Compte tenu de la solution apportée au présent litige, les dépens d’appel seront fixés à la charge in solidum de M. [G] [R] et de Mme [Y] [S] épouse [R].

Sur l’application de l’article 700 du code de procédure civile :

Il est équitable de condamner in solidum M. [G] [R] et Mme [Y] [S] épouse [R] à payer à la société S.A.R.L. CYPRES FINANCE, la société MMA IARD et la société MMA IARD ASSURANCES MUTUELLES la somme unique fixée au dispositif du présent arrêt sur le fondement de l’article 700 du code de procédure civile en cause d’appel.

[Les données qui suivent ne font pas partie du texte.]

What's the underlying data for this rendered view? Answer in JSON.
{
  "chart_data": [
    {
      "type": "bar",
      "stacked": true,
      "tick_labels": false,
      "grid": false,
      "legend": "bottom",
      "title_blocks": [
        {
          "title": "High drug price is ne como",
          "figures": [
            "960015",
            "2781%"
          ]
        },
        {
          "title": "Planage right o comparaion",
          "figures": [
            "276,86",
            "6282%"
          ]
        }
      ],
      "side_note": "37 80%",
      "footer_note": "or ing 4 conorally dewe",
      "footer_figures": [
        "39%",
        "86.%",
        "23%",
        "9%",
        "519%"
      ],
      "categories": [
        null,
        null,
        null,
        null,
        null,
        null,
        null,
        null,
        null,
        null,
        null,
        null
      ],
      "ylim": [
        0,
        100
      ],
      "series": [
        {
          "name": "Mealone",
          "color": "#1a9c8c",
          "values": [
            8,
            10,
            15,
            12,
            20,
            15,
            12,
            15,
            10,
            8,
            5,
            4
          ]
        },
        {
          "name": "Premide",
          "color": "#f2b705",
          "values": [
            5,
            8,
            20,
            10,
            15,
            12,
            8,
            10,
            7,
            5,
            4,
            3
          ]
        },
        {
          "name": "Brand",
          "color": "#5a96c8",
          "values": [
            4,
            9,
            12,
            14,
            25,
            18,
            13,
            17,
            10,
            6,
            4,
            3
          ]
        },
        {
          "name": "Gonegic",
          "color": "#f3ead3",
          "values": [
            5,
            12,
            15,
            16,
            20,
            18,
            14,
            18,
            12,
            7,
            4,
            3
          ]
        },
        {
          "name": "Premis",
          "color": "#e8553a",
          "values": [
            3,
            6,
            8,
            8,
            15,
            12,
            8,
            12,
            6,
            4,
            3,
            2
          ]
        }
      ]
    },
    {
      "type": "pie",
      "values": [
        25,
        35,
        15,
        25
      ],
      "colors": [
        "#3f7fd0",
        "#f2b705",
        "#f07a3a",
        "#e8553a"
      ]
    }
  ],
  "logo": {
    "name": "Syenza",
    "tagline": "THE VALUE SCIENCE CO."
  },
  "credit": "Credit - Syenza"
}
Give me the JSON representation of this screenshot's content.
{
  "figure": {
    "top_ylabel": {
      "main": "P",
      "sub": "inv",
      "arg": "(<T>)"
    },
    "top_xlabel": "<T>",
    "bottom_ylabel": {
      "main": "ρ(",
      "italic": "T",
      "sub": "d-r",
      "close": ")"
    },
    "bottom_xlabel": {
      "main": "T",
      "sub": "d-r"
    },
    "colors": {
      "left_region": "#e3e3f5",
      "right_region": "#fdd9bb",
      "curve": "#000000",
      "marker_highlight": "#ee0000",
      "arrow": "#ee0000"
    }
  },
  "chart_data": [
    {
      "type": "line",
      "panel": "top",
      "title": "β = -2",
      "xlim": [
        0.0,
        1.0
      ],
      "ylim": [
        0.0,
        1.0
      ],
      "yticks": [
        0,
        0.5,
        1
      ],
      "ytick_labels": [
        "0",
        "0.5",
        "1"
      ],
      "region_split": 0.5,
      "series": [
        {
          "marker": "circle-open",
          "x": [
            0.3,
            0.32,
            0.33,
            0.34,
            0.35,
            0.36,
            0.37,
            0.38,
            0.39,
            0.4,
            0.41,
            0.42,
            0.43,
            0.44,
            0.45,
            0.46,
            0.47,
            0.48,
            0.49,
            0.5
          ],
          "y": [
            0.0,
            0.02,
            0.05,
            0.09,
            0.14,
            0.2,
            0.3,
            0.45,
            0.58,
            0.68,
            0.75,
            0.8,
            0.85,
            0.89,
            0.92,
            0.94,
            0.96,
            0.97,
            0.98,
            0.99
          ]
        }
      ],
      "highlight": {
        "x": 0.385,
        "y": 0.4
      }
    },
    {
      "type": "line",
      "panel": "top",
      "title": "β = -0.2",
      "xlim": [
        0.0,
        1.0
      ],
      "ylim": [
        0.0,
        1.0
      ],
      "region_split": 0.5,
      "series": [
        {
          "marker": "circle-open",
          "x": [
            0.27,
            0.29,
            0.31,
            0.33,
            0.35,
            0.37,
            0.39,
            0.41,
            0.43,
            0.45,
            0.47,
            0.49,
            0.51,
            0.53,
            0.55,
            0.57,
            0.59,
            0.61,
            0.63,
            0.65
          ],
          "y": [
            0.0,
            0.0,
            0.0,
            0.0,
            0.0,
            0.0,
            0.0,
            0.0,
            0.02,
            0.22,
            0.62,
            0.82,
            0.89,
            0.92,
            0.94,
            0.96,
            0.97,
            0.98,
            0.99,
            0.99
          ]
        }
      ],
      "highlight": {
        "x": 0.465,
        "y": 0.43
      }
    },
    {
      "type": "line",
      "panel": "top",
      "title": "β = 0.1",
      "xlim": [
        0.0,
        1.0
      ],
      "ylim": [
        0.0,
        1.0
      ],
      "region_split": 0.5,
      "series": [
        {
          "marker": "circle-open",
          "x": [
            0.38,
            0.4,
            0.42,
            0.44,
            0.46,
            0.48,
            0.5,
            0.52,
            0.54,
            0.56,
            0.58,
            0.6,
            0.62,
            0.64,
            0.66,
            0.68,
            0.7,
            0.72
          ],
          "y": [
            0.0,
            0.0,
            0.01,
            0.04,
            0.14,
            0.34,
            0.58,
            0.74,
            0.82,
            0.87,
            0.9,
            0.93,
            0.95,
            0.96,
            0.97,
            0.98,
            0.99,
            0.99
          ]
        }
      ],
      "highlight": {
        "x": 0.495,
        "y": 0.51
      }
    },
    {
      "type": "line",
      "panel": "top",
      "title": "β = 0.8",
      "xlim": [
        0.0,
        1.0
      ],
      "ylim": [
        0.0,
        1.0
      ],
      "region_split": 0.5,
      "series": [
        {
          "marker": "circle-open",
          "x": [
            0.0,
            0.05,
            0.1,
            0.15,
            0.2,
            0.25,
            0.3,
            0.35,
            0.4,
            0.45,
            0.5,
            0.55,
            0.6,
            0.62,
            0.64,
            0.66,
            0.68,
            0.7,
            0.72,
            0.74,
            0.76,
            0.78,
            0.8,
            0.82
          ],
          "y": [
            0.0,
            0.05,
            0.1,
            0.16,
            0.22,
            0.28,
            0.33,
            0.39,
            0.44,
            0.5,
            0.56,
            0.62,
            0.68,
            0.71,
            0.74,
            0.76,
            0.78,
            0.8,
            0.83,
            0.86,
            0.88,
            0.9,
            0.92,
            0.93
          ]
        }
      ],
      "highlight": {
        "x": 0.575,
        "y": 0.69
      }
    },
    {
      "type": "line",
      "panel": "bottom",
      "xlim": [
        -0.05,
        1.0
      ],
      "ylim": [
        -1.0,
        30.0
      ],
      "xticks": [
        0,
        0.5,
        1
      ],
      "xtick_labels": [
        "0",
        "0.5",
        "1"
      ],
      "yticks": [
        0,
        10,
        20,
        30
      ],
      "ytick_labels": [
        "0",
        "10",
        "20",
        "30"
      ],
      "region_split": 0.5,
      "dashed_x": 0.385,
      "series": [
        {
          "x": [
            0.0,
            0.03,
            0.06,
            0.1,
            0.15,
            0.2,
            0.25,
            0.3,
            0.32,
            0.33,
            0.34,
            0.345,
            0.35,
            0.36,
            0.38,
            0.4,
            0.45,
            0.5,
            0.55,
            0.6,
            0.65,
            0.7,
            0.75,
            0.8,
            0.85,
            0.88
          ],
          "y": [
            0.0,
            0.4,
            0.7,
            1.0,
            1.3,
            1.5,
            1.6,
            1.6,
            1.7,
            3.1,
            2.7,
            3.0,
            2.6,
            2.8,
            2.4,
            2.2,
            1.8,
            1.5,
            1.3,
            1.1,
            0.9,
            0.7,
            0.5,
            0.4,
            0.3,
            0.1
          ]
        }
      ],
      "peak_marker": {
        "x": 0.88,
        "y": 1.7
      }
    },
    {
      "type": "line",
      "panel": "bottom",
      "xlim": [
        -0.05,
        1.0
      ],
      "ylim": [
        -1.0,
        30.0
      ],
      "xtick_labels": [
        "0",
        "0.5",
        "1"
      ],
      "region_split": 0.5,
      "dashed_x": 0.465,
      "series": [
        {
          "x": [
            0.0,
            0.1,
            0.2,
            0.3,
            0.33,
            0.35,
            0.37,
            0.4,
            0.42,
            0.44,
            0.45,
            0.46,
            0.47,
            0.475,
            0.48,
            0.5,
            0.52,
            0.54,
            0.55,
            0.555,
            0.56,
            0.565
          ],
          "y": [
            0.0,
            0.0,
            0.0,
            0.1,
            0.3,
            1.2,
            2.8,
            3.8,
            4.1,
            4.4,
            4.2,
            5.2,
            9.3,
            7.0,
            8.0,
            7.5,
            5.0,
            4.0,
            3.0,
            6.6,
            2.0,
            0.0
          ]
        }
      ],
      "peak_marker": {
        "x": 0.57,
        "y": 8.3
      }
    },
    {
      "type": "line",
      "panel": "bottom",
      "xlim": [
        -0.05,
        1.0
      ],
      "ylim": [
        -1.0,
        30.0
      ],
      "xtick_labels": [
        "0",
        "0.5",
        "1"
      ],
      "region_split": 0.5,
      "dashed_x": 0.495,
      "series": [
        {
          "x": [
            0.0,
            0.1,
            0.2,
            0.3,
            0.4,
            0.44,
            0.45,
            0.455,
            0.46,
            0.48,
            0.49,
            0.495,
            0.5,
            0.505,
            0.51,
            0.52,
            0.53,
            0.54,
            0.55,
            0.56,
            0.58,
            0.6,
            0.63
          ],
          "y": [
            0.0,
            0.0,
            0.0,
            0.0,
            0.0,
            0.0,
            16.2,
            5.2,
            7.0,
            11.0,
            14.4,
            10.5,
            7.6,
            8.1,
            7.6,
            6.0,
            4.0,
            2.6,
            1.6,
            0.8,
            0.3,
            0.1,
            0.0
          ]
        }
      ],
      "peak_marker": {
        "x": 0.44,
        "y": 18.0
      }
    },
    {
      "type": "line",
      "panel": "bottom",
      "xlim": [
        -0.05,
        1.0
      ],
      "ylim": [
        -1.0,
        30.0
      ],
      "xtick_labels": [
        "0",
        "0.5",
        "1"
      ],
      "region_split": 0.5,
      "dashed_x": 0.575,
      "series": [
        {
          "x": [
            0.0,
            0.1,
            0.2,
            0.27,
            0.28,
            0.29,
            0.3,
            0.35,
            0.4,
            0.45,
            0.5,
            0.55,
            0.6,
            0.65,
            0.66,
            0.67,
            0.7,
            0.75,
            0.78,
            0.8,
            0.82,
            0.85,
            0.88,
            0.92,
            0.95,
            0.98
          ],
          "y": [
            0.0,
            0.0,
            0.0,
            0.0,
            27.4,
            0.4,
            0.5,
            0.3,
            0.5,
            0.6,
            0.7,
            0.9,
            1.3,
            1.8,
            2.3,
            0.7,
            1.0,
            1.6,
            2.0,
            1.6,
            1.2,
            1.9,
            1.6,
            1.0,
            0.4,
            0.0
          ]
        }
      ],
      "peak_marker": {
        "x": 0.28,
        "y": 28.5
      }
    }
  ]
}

La somme allouée au titre des frais de première instance a été justement appréciée, le jugement entrepris devant être confirmé sur ce point.

Dispositif

PAR CES MOTIFS,

La cour, statuant publiquement, par arrêt contradictoire, et en dernier ressort,

DIT n’y a avoir lieu à révocation de l’ordonnance de clôture.

DÉCLARE irrecevables les conclusions de M. et Mme [R] signifiées le 31 mars 2023.

CONFIRME l’ordonnance entreprise.

DÉBOUTE les parties de leurs autres demandes plus amples ou contraires.

CONDAMNE in solidum M. [G] [R] et Mme [Y] [S] épouse [R] à payer à la société S.A.R.L. CYPRES FINANCE, la société MMA IARD et la société MMA IARD ASSURANCES MUTUELLES la somme unique de 3000 € sur le fondement de l’article 700 du code de procédure civile en cause d’appel.

CONDAMNE in solidum M. [G] [R] et Mme [Y] [S] épouse [R] aux dépens d’appel, étant rappelé que les dépens de première instance restent répartis ainsi que décidé par le premier juge.